Be sure you are in the traefik folder where you have the docker compose file.

mkdir secrets
cd secrets
vi cloudflare-token.secret
vi cloudflare-email.secret

10. Point the domain to Server IP

You can create an A record for your main domain that is pointing to the server IP in any DNS provider and then you can create CNAMES an wildcard redirect that will push everything to the main server.

CloudFlare API

11. Start the Docker Compose file

After DNS is pointing correctly you can go and start the docker compose file with

docker compose up -d

Usefull commands:

docker ps
docker logs traefik
docker exec -it traefik /bin/sh

12. Install Dockge to Manage You Docker Compose files

I have created in the past a detailed tutorial of how you can install Dockge but that was using the Cloudflare tunnels to get access to applications.

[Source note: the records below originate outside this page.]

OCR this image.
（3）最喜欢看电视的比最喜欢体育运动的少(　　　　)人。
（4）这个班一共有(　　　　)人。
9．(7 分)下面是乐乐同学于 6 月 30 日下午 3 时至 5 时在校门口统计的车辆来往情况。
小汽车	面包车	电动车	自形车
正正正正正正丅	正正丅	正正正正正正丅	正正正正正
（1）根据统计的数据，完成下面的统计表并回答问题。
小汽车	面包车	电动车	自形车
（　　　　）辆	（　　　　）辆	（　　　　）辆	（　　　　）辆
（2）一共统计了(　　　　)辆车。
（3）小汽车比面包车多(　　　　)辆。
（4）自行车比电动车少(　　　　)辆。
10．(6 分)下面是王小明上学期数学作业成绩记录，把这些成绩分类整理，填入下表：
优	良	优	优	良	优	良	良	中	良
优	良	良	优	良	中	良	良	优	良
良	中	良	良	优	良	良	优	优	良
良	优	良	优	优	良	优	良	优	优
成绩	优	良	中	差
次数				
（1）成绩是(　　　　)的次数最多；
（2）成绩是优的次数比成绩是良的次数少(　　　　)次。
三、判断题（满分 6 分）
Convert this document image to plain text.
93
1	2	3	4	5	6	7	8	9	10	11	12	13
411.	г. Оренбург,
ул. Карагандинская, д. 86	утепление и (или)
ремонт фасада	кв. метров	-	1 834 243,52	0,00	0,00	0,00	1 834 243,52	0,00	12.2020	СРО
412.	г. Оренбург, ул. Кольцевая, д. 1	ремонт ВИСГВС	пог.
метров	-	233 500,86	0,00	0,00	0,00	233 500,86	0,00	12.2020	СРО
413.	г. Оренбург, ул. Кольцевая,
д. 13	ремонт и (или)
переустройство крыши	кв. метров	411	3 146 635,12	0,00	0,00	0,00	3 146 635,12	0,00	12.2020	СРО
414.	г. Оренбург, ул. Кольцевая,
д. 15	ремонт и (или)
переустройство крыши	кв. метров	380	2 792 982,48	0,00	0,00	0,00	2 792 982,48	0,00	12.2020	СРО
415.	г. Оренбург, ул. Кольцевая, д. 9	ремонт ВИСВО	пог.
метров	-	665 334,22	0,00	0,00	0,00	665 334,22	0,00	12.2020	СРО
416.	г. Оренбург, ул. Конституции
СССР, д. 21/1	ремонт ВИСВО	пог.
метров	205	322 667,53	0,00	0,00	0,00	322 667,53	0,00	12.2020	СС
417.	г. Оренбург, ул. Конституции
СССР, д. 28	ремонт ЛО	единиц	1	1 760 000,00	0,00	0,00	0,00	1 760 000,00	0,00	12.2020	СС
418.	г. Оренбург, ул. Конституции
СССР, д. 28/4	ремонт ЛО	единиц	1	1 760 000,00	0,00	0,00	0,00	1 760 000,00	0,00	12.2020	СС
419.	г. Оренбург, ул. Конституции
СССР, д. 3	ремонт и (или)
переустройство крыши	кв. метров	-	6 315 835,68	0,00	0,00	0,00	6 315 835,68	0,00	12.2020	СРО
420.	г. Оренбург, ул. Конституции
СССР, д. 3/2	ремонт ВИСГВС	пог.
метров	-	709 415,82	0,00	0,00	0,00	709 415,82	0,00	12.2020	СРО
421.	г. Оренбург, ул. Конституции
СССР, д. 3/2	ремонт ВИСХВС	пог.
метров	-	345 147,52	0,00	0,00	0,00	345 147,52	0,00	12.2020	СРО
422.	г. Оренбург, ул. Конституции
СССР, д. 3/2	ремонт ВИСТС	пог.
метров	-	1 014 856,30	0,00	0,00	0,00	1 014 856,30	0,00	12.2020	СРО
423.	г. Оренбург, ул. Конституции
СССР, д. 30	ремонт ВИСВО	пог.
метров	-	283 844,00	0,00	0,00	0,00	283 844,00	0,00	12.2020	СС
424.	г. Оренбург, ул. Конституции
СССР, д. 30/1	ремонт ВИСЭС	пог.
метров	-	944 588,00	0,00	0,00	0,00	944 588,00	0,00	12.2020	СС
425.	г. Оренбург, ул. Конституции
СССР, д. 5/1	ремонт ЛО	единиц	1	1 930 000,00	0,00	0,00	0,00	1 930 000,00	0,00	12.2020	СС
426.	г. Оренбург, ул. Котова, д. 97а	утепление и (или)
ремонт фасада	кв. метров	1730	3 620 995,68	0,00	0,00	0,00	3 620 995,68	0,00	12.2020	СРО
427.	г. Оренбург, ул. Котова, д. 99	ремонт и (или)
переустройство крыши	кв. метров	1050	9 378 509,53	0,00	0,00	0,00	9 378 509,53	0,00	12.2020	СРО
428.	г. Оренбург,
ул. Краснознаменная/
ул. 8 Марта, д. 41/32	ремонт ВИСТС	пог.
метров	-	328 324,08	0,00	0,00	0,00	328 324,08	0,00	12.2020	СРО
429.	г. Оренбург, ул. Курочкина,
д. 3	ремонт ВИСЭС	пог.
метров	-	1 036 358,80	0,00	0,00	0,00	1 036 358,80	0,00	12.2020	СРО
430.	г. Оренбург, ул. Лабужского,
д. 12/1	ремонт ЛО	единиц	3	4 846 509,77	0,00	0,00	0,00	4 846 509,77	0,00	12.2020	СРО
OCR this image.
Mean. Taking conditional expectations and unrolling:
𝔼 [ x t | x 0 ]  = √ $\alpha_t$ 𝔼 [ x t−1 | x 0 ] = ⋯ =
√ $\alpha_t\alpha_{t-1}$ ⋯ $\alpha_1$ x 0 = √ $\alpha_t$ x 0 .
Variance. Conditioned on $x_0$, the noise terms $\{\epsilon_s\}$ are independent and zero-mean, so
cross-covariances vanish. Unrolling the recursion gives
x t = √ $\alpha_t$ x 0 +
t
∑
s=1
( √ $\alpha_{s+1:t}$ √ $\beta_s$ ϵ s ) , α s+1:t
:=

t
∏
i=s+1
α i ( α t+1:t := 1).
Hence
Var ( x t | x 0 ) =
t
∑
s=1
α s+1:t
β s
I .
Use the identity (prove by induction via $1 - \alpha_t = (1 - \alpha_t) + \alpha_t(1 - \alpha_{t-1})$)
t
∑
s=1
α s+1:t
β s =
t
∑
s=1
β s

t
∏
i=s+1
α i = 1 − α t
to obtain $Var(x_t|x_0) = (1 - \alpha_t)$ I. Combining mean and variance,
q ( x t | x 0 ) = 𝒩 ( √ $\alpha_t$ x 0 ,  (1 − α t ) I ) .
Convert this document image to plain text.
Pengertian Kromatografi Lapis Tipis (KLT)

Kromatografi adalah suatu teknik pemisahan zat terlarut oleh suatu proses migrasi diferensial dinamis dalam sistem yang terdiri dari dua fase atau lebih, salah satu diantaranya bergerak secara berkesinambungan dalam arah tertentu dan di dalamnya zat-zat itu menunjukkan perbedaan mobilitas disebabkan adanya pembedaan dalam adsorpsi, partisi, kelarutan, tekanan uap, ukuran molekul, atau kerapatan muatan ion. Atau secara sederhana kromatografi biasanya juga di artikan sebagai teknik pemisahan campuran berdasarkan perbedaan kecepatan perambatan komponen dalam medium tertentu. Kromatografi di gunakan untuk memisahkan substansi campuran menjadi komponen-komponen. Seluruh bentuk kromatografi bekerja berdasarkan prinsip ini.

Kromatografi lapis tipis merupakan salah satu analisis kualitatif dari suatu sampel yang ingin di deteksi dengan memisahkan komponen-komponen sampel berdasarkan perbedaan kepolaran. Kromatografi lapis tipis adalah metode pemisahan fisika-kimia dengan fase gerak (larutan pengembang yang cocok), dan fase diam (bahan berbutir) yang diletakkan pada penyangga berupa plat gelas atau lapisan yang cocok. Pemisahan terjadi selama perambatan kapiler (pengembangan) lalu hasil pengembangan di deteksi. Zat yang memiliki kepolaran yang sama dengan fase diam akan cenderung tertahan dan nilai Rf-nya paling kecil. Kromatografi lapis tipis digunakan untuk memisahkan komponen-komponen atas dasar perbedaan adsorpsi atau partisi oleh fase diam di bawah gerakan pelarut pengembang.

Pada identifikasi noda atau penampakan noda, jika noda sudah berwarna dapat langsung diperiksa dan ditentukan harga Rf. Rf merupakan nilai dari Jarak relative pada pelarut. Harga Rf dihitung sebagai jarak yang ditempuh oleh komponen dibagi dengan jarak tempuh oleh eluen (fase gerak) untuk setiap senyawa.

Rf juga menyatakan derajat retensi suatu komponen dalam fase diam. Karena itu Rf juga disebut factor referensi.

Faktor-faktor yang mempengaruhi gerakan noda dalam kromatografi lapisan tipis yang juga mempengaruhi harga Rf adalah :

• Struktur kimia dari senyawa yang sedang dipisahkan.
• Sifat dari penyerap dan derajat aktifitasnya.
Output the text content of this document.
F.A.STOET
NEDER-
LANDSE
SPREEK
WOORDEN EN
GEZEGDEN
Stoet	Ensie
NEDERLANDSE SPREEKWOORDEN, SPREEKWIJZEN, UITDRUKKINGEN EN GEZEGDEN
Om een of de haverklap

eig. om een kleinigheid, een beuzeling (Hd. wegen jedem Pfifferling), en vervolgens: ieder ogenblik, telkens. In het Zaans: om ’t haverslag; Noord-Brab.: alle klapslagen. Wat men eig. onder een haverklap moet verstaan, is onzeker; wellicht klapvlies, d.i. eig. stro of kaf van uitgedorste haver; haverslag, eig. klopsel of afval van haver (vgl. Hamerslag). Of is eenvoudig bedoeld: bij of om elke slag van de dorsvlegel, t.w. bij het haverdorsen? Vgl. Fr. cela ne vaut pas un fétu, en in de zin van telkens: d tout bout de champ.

Let’s see how you can use Dockge with Traefik to manage your applications.

Make a dir for dockge:

mkdir /opt/dockge
cd /opt/dockge

Create the docker-compose.yml file with the necessary things:

services:
  dockge:
    image: louislam/dockge:1
    restart: unless-stopped
    volumes:
      - /var/run/docker.sock:/var/run/docker.sock
      - /opt/stacks:/opt/stacks
    environment:
      - DOCKGE_STACKS_DIR=/opt/stacks
    networks:
      - traefik-net
    labels:
      - "traefik.enable=true"
      - "traefik.http.routers.dockge.rule=Host(`dockge.domain.com`)"
      - "traefik.http.routers.dockge.entrypoints=https"
      - "traefik.http.services.dockge.loadbalancer.server.port=5001"
networks:
  traefik-net:
    external: true

The above docker compose file will install Dockge on top of Traefic and the containers needs to be in the initial network: traefik-net so traefik can access them. Also the container it doesn’t need the port to be exposed as is added in the labels for traefik.

Traefik Labels:

  • traefik.enable=true: Enables Traefik for this container.
  • traefik.http.routers.dockge.rule=Host(dockge.domain.com): Sets the hostname for accessing Dockge.
  • traefik.http.routers.dockge.entrypoints=https: Specifies that Dockge should be accessible via the HTTPS entrypoint.
  • traefik.http.services.dockge.loadbalancer.server.port=5001: Tells Traefik that Dockge is listening on port 5001 inside the container.

Bring Dockge Up:

docker compose up -d

Conclusions

That’s the complete steps that you need to do to have Traefik configured to use a FREE Let’s Encypt wildcard certificate. All commands have been tested and working good. You can enable the configs in Traefik and the renewal and everything will be handled by Traefik.